The Rise and Fall of the Abundance Agenda
Just a year ago, many center and center-left Democrats had united around abundance as an optimistic, attention-grabbing vision for the party’s future. Inspired by the bestselling book by journalists Ezra Klein and Derek Thompson, the idea was that by cutting through red tape, being less beholden to interest groups, and helping unleash the private sector, Democrats could deliver abundant housing, clean energy, and new infrastructure. “Abundance” moved beyond the book to become a factional rallying cry for many Democratic commentators, advocates, and operatives dissatisfied with the party’s establishment but skeptical of far-left solutions.
However, a spirited public debate ensued, and by June of last year, a three-way battle for the Democratic future was underway: the left versus the establishment versus those on the center-left who had flocked to abundance. Now, that has collapsed to a two-sided contest: the left versus the establishment. Ideas from Abundance have been adopted by figures on both sides, including Mamdani and California Gov. Gavin Newsom, but public attention has shifted to other issues such as Israel-Gaza, leaving centrists unmoored without a clear cause to mobilize around.
Why Centrist Democrats Have Struggled
The book Abundance was a sales success and drove elite Democratic discourse for months, but centrists haven’t been able to take the next step and make a real contest for the party’s future. Klein and Thompson are journalists, not factional political leaders, and their prescriptions could be taken up by leaders from any ideological camp, making it harder for allied centrists to use “abundance” as shorthand to differentiate between groups of candidates. Left-aligned members of Congress like Rep. Ro Khanna (D-CA) were enthusiastic early backers, as were centrists like Rep. Jake Auchincloss (D-MA).
As the calendar moved into primary season, there was no wave of centrist primary challengers who could shake up the establishment. The closest likeness to an “abundance-coded” candidate in a major race was San Jose Mayor Matt Mahan, who ran for governor of California and finished with 3.5 percent in the primary.

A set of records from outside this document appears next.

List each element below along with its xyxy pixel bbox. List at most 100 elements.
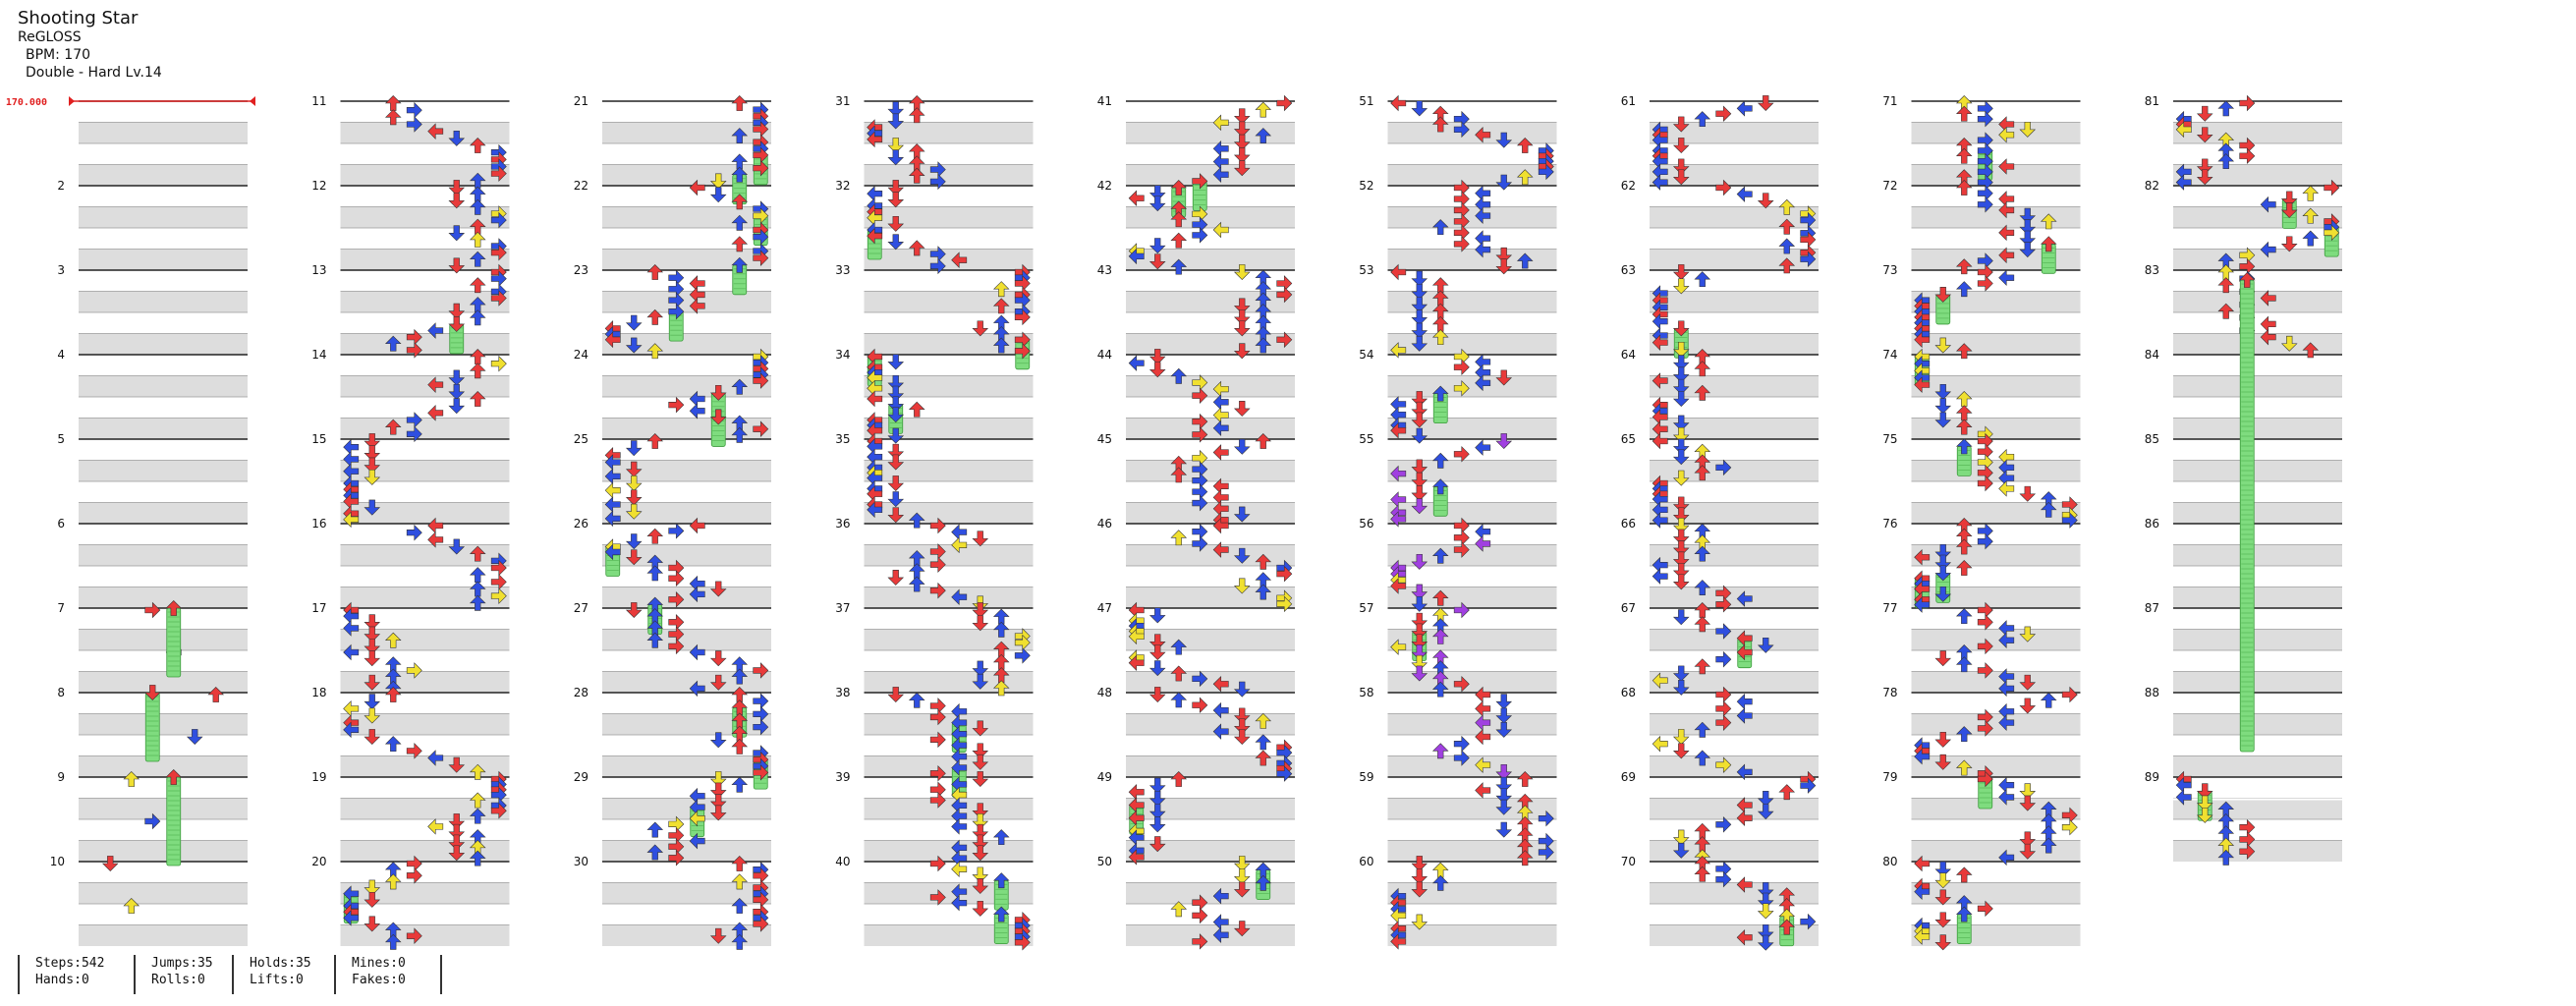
beat-stripe xyxy=(1650,333,1819,355)
down-arrow-icon xyxy=(1411,644,1428,661)
down-arrow-icon xyxy=(2019,783,2037,800)
down-arrow-icon xyxy=(1148,687,1166,703)
beat-stripe xyxy=(1650,882,1819,904)
beat-stripe xyxy=(2173,460,2342,481)
up-arrow-icon xyxy=(731,166,749,183)
beat-stripe xyxy=(602,544,771,566)
down-arrow-icon xyxy=(364,891,381,908)
down-arrow-icon xyxy=(887,149,905,166)
down-arrow-icon xyxy=(709,581,727,597)
down-arrow-icon xyxy=(625,549,643,566)
down-arrow-icon xyxy=(887,374,905,391)
up-arrow-icon xyxy=(1778,238,1796,254)
beat-stripe xyxy=(340,291,510,312)
measure-number: 88 xyxy=(2145,686,2159,699)
measure-number: 73 xyxy=(1882,263,1897,277)
down-arrow-icon xyxy=(2196,783,2213,800)
beat-stripe xyxy=(1387,671,1557,693)
stats-divider xyxy=(440,955,442,994)
measure-number: 31 xyxy=(835,94,850,108)
beat-stripe xyxy=(602,587,771,608)
beat-stripe xyxy=(1911,333,2081,355)
left-arrow-icon xyxy=(1128,628,1145,645)
beat-stripe xyxy=(1387,375,1557,397)
up-arrow-icon xyxy=(1431,478,1449,495)
down-arrow-icon xyxy=(364,650,381,667)
down-arrow-icon xyxy=(1148,816,1166,833)
right-arrow-icon xyxy=(406,101,422,119)
up-arrow-icon xyxy=(1170,770,1188,787)
left-arrow-icon xyxy=(1475,126,1491,143)
right-arrow-icon xyxy=(1276,286,1293,304)
down-arrow-icon xyxy=(1672,438,1690,455)
beat-stripe xyxy=(602,502,771,524)
beat-stripe xyxy=(864,291,1034,312)
down-arrow-icon xyxy=(1411,427,1428,444)
measure-number: 82 xyxy=(2145,179,2159,193)
up-arrow-icon xyxy=(1170,211,1188,228)
beat-stripe xyxy=(1126,671,1295,693)
beat-stripe xyxy=(602,671,771,693)
down-arrow-icon xyxy=(2019,207,2037,224)
beat-stripe xyxy=(1911,924,2081,946)
beat-stripe xyxy=(1911,164,2081,186)
up-arrow-icon xyxy=(469,231,486,248)
beat-stripe xyxy=(79,798,248,819)
beat-stripe xyxy=(864,755,1034,777)
measure-number: 47 xyxy=(1097,601,1112,615)
beat-stripe xyxy=(864,587,1034,608)
up-arrow-icon xyxy=(731,933,749,950)
beat-stripe xyxy=(864,629,1034,650)
down-arrow-icon xyxy=(1233,506,1251,523)
down-arrow-icon xyxy=(1672,518,1690,534)
up-arrow-icon xyxy=(384,419,402,435)
down-arrow-icon xyxy=(1672,540,1690,556)
stat-fakes: Fakes:0 xyxy=(352,973,406,987)
left-arrow-icon xyxy=(2175,174,2192,191)
left-arrow-icon xyxy=(1998,632,2015,649)
down-arrow-icon xyxy=(1148,790,1166,807)
down-arrow-icon xyxy=(448,257,466,274)
down-arrow-icon xyxy=(1757,193,1774,209)
up-arrow-icon xyxy=(646,308,664,325)
down-arrow-icon xyxy=(709,927,727,944)
up-arrow-icon xyxy=(1170,692,1188,708)
left-arrow-icon xyxy=(1212,166,1229,184)
beat-stripe xyxy=(1126,798,1295,819)
measure-number: 71 xyxy=(1882,94,1897,108)
down-arrow-icon xyxy=(364,614,381,631)
stat-group-holds: Holds:35 Lifts:0 xyxy=(232,955,311,994)
up-arrow-icon xyxy=(1955,726,1973,743)
right-arrow-icon xyxy=(753,662,769,679)
left-arrow-icon xyxy=(689,517,705,534)
beat-stripe xyxy=(340,798,510,819)
left-arrow-icon xyxy=(1736,707,1753,724)
up-arrow-icon xyxy=(123,897,140,914)
down-arrow-icon xyxy=(972,743,989,759)
left-arrow-icon xyxy=(1736,928,1753,946)
left-arrow-icon xyxy=(343,909,360,926)
measure-number: 12 xyxy=(311,179,326,193)
up-arrow-icon xyxy=(646,821,664,838)
measure-number: 4 xyxy=(57,348,65,362)
beat-stripe xyxy=(1650,713,1819,735)
down-arrow-icon xyxy=(364,445,381,462)
beat-stripe xyxy=(79,671,248,693)
beat-stripe xyxy=(1911,671,2081,693)
measure-number: 28 xyxy=(574,686,588,699)
right-arrow-icon xyxy=(929,889,946,906)
stat-steps: Steps:542 xyxy=(35,956,105,971)
down-arrow-icon xyxy=(1411,459,1428,475)
up-arrow-icon xyxy=(1255,432,1272,449)
up-arrow-icon xyxy=(731,214,749,231)
measure-number: 36 xyxy=(835,517,850,531)
up-arrow-icon xyxy=(1170,901,1188,918)
beat-stripe xyxy=(602,798,771,819)
up-arrow-icon xyxy=(384,632,402,648)
down-arrow-icon xyxy=(887,192,905,208)
down-arrow-icon xyxy=(1672,470,1690,486)
up-arrow-icon xyxy=(1431,116,1449,133)
beat-stripe xyxy=(1650,291,1819,312)
right-arrow-icon xyxy=(406,743,422,759)
down-arrow-icon xyxy=(1757,881,1774,898)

Kerr noted that WelcomePAC has been focused 100 percent on districts that Trump won, and questioned whether that is the way to build a stronger and more enduring Democratic Party.
Issues Driving the Left’s Momentum
On Democratic primary voters’ main topic of interest — how to stop what they saw as Trump’s outrageous and authoritarian actions — cautious centrists seemed to have less to offer. In an environment where the Democratic base was increasingly horrified about Trump’s aggressive deployments of ICE in US cities, which led to the killings of two US citizens in Minneapolis, debates over what Democrats had been doing wrong felt less relevant. Opposition to Israel also proved to be an intensely motivating primary issue, with the left appearing more in touch with the party’s increasingly anti-Israel voters. Candidates who were especially early and strident critics of Israel tended to be further left and far removed from party leadership; opponents backed by pro-Israel super PACs tended to be more moderate.

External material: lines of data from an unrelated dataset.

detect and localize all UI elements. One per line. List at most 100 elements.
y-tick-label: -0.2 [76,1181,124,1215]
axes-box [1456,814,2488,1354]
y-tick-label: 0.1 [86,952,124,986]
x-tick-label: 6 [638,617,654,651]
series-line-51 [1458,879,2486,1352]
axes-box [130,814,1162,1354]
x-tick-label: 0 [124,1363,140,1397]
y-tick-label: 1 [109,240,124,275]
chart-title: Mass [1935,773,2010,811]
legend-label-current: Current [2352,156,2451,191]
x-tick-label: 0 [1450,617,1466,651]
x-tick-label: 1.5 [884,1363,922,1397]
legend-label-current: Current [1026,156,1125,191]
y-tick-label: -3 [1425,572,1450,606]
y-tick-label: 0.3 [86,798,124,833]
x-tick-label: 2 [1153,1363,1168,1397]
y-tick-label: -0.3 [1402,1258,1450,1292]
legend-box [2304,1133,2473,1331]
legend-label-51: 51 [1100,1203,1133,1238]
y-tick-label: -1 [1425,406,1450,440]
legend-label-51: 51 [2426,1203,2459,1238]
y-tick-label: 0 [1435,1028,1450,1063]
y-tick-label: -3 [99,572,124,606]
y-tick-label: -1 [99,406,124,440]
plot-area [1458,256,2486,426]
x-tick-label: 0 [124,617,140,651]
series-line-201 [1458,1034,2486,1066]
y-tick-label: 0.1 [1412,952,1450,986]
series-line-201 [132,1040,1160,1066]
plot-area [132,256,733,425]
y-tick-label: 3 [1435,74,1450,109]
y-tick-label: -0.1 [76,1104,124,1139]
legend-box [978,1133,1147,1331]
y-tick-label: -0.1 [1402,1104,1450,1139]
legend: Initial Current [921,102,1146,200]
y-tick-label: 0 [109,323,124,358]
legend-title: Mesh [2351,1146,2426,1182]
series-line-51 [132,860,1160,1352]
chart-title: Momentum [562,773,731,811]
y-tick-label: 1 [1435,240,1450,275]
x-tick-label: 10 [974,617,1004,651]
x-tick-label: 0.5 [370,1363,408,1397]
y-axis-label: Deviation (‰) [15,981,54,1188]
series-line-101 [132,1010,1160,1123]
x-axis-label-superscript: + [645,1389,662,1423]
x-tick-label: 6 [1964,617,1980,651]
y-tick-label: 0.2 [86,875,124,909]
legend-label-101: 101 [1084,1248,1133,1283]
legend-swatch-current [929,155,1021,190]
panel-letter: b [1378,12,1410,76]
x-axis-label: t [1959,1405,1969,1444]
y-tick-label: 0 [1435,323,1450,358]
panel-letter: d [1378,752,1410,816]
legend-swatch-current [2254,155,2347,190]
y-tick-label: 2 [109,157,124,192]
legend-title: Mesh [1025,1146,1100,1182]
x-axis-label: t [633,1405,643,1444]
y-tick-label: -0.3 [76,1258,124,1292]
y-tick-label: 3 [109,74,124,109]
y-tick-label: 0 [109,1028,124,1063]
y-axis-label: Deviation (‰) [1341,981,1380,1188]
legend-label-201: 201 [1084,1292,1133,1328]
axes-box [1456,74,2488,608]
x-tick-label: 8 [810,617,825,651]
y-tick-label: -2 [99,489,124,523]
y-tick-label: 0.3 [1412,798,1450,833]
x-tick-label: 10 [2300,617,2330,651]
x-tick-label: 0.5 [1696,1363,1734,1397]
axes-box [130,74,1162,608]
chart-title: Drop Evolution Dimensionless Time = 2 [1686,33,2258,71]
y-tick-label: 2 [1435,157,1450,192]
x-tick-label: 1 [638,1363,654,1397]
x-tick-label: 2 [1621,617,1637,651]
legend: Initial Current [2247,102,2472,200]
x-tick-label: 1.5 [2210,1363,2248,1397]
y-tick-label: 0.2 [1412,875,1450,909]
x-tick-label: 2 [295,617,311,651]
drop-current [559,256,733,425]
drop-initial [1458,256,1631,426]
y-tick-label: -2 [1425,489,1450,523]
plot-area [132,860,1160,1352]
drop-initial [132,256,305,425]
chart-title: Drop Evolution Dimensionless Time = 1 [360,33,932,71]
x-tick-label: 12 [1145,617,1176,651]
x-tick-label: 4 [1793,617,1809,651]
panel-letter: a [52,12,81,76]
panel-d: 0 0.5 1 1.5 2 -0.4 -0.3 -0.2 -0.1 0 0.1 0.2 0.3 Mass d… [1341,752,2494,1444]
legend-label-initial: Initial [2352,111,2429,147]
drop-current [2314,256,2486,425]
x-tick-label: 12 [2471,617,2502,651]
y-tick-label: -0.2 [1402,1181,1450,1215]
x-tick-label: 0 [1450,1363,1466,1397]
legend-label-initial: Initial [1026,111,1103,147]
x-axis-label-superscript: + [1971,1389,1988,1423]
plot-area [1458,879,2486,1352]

The Future of the Abundance Agenda
As a policy agenda, abundance ideas continue to be quite relevant. Housing remains a major issue in Congress and especially in state and local politics. The need for abundant energy has only grown more intense, with AI sucking up gigawatts. The next Democratic president could well refer to the abundance playbook. But as an organizing project for centrist attempts to remake the party politically from within, it hasn’t done the trick. The real contest shaping the party’s future is now between the left and the establishment, with reformist centrists dropped from contention for now.